SIMONE L’amore quindi può nascere nell’amato solo dalla sensazione della sua alienazione e dalla sua fuga verso l’altro...
SYLVIE Ma d’altra parte, l’amato non si trasformerà in amante se non progetta di essere amato...
SARTRE Cioè se ciò che vuole conquistare non è un corpo, maia soggettività dell’altro in quanto tale: il solo mezzo che egli possa concepire per realizzare questa appropriazione, è di farsi amare!
SIMONE (Trionfante) Così appare chiaro che amare è, nella sua essenza, il progetto di farsi amare!...
SARTRE (Soddisfatto traendo larghi cerchi di fumo dalla pipa) Proprio così: amare non è altro che il progetto di farsi amare! Di qui una nuova contraddizione e un nuovo conflitto!
SIMONE Cioè?
SARTRE Ciascun amante è del tutto prigioniero dell’altro in quanto vuole far si amare lui ad esclusione di qualsiasi altro; ma nello steso tempo, entrambi esigono reciprocamente un amore che non si riduce affatto al “progetto-di-essere-amato”.
SYLVIE Che cosa esige invece l’amante?
SARTRE Ma chiaro: che l’altro, senza cercare originariamente di farsi amare, abbia un’intuizione, insieme contemplativa e affettiva, dell’amato come il limite oggettivo della sua liberta, come il fondamento ineluttabile e scelto della sua trascendenza, come la totalità di essere e il valore supremo.
SIMONE (Soprappensiero, mentre Sylvie raccoglie il portacenere ed esce) Un giorno mi proponeste: “Tacciamo un contratto per due anni”. Tutti e due per quel periodo potevamo restare a Parigi. Poi, ognuno avrebbe potuto chiedere di insegnare all’estero... Saremmo rimasti separati per un certo periodo di tempo, e ci saremmo ritrovati dopo due o tre anni da qualche parte del mondo, ad Atene per esempio, per riprendere una vita più o meno in comune per un altro periodo. Mai saremmo divenuti estranei l’uno all’altro; mai l’uno avrebbe fatto vanamente appello all’altro, e niente avrebbe prevalso su questa alleanza; ma bisognava che essa non degenerasse mai né in costrizione né in abitudine: dovevamo ad ogni costo evitare che marcisse… In seguito rivedemmo il nostro patto, la nostra intesa era diventata più stretta ed esigente che al principio; poteva adattarsi a brevi separazioni, ma non a vaste scappate solitarie...

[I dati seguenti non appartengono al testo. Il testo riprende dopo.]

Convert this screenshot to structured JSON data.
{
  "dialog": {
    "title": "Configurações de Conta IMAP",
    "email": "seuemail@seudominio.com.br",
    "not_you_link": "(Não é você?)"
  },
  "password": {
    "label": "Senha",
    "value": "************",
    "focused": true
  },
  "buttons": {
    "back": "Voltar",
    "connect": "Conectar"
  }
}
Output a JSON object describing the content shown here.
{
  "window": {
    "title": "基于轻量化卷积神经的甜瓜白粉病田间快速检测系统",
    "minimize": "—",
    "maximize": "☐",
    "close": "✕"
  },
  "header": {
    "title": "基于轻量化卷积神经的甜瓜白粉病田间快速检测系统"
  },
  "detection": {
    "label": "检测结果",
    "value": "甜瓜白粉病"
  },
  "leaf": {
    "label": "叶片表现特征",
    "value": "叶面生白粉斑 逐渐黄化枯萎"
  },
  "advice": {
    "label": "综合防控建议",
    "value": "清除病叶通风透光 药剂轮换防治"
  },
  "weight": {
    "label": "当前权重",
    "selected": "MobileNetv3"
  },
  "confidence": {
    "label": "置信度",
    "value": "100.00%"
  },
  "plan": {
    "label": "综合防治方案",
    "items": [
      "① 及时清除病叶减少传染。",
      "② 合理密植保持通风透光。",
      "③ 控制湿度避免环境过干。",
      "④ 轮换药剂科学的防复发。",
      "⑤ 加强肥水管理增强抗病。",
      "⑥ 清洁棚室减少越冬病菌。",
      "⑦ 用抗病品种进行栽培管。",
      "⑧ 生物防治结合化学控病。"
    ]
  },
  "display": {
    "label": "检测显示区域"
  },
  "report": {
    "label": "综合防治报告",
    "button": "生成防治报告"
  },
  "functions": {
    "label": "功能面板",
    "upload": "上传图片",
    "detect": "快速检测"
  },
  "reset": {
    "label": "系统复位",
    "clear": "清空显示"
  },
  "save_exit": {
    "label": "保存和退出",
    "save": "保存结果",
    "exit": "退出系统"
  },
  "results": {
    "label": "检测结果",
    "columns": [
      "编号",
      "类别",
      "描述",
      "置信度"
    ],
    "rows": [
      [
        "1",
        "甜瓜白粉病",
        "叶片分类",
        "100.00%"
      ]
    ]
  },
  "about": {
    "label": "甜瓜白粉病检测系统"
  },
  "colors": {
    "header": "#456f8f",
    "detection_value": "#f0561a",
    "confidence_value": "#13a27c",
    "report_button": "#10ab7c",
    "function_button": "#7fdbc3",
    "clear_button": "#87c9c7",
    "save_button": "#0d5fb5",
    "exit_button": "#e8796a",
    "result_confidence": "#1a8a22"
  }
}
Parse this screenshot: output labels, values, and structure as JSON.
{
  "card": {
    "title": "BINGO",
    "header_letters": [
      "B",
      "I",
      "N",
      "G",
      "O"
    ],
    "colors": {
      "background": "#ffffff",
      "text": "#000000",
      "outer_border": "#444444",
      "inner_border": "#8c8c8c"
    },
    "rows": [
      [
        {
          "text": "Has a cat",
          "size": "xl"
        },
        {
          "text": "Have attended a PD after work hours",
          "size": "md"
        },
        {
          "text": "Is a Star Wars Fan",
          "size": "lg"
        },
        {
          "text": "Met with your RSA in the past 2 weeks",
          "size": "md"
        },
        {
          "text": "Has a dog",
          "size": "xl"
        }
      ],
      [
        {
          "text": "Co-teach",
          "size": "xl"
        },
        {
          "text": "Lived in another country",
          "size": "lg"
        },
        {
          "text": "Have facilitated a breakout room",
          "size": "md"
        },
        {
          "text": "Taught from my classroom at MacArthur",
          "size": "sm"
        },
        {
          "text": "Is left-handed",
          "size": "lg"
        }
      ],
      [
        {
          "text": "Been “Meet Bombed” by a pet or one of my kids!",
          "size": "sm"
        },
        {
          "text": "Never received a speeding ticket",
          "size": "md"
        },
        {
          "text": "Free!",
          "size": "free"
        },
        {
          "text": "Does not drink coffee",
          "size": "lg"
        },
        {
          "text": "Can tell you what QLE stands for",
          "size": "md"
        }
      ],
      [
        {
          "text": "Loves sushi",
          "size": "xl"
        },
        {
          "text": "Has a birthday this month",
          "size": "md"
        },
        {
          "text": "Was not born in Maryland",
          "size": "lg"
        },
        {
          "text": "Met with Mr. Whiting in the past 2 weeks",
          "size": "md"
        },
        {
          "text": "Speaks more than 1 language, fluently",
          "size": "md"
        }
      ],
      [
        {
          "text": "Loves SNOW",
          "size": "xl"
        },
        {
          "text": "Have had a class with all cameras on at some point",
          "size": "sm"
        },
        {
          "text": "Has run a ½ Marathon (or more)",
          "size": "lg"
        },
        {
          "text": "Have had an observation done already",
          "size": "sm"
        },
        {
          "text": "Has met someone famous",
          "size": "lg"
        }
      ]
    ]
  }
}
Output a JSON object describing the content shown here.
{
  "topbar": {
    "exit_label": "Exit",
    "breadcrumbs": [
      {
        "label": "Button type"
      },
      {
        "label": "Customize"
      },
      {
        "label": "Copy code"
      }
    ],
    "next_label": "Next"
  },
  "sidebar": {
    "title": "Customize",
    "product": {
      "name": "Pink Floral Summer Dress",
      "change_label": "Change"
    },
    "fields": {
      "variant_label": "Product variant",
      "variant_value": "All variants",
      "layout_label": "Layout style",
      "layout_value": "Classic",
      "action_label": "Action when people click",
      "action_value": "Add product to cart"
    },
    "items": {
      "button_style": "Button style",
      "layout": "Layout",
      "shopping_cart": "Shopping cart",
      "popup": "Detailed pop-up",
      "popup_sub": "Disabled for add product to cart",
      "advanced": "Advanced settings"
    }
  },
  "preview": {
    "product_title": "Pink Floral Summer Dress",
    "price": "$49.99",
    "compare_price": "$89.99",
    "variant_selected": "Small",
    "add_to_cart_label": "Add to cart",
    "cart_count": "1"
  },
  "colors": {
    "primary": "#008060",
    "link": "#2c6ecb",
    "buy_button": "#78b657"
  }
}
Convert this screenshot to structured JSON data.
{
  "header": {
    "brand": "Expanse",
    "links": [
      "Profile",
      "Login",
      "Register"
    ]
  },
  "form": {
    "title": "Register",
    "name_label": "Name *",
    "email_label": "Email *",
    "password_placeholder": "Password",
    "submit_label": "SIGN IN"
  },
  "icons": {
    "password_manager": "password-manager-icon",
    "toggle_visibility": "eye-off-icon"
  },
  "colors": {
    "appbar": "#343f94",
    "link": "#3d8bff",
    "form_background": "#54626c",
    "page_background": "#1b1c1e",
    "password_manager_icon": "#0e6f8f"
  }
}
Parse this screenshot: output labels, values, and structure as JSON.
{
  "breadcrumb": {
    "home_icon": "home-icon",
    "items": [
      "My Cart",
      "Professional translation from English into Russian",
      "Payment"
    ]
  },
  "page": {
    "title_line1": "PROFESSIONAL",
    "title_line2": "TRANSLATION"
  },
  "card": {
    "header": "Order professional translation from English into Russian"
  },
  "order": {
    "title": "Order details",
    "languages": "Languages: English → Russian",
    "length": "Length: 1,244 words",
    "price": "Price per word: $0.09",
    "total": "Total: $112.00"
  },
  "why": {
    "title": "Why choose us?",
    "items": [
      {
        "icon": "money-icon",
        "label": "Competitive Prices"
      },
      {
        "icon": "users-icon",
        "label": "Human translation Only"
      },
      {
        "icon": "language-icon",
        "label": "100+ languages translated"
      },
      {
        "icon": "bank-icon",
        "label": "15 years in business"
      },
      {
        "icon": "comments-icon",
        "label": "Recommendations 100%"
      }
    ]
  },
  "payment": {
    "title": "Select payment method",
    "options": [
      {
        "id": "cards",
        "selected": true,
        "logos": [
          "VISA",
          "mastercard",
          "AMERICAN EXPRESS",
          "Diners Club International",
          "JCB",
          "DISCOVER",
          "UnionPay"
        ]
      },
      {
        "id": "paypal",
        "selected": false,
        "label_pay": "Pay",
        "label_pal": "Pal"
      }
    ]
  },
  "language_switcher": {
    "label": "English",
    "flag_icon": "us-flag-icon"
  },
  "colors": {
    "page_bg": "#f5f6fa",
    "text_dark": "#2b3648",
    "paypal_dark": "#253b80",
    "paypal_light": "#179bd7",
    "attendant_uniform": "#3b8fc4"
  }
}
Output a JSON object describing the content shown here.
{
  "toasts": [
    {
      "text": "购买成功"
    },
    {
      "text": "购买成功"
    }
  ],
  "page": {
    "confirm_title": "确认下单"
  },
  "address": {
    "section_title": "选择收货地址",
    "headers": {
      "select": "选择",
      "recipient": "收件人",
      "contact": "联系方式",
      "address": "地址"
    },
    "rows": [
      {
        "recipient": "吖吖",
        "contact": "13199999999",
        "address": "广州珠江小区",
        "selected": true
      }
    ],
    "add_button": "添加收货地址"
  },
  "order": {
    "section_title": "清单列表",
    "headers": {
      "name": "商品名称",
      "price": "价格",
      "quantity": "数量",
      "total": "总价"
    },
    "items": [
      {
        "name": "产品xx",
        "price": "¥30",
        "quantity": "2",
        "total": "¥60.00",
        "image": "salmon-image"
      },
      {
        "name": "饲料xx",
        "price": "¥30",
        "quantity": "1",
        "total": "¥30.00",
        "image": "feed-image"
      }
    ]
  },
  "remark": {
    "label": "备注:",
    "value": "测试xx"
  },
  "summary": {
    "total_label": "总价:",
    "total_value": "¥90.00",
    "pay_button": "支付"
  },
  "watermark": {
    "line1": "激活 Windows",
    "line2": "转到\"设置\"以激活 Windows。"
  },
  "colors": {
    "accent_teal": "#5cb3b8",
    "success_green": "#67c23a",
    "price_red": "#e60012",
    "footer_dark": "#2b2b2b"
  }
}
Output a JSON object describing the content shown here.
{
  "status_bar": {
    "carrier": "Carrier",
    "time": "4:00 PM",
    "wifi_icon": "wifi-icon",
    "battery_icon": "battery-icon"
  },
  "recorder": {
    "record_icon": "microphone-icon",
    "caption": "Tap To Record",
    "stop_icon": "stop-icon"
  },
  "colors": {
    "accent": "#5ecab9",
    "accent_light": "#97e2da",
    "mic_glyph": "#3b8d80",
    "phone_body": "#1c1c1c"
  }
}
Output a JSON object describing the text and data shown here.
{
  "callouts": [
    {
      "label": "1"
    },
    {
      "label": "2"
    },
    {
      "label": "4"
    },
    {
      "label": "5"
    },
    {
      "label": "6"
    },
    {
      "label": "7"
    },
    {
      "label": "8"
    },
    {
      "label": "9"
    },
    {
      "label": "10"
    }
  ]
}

Entra Sylvie come Mattine Bourdin Simone rimane in ombra a rivivere l’episodio, descrittole in lettere da Sartre. Martine bacia Sartre con passione.
SYLVIE-MARTINE Mia zia mi ha sgridato perché vi frequento. Le ho detto che mi aiutate per il diploma, ma lei insiste che non devo fidarmi di voi. “Vive coniugalmente con Simone de Beauvoir - mi ha detto - e nessuna donna gli resiste”.
SARTRE Ti comporti come una canaglia, piccola Bourdin. In fondo, sei tu a provocare gli uomini dicendo: “Fatemi andare avanti, signore!”
SYLVIE - MARTINE E’ vero, è vero... Ma voi mi piacete. E’ diverso con voi. SARTRE (Prende una mano di Martine e gliela tiene stretta durante il discorso successivo, in forma di lettera inviata a Simone, il “Castoro”) “E allora, mio bel Castoro, amore mio delizioso, le ho detto: Tu mi piaci. Hai scatenato la mia brutalità, il che è raro perché ho il sangue piuttosto povero. Non posso farti false promesse. Sei arrivata nella mia vita come un cane tra i birilli. Ho voluto prenderti senza avere dite il minimo bisogno, il che è molto più lusinghiero. Ho da regalarti tre giorni, prendiamoceli e proviamo a farne qualcosa di bello... Ignobile discorsetto ma con abilità da Tucidide, che ha fatto meraviglie. Un stante più tardi era tra le mie braccia e siamo rientrati, baciandoci, lei silenziosa e tutta dedita, con un sorriso incantato, e io cercando ogni tanto, per abitudine, di dire qualcosa. Ho l’impressione che avesse voglia di chiedermi di salire da lei, ma ho rifiutato di accorgermene, perché non voglio andarci a letto…”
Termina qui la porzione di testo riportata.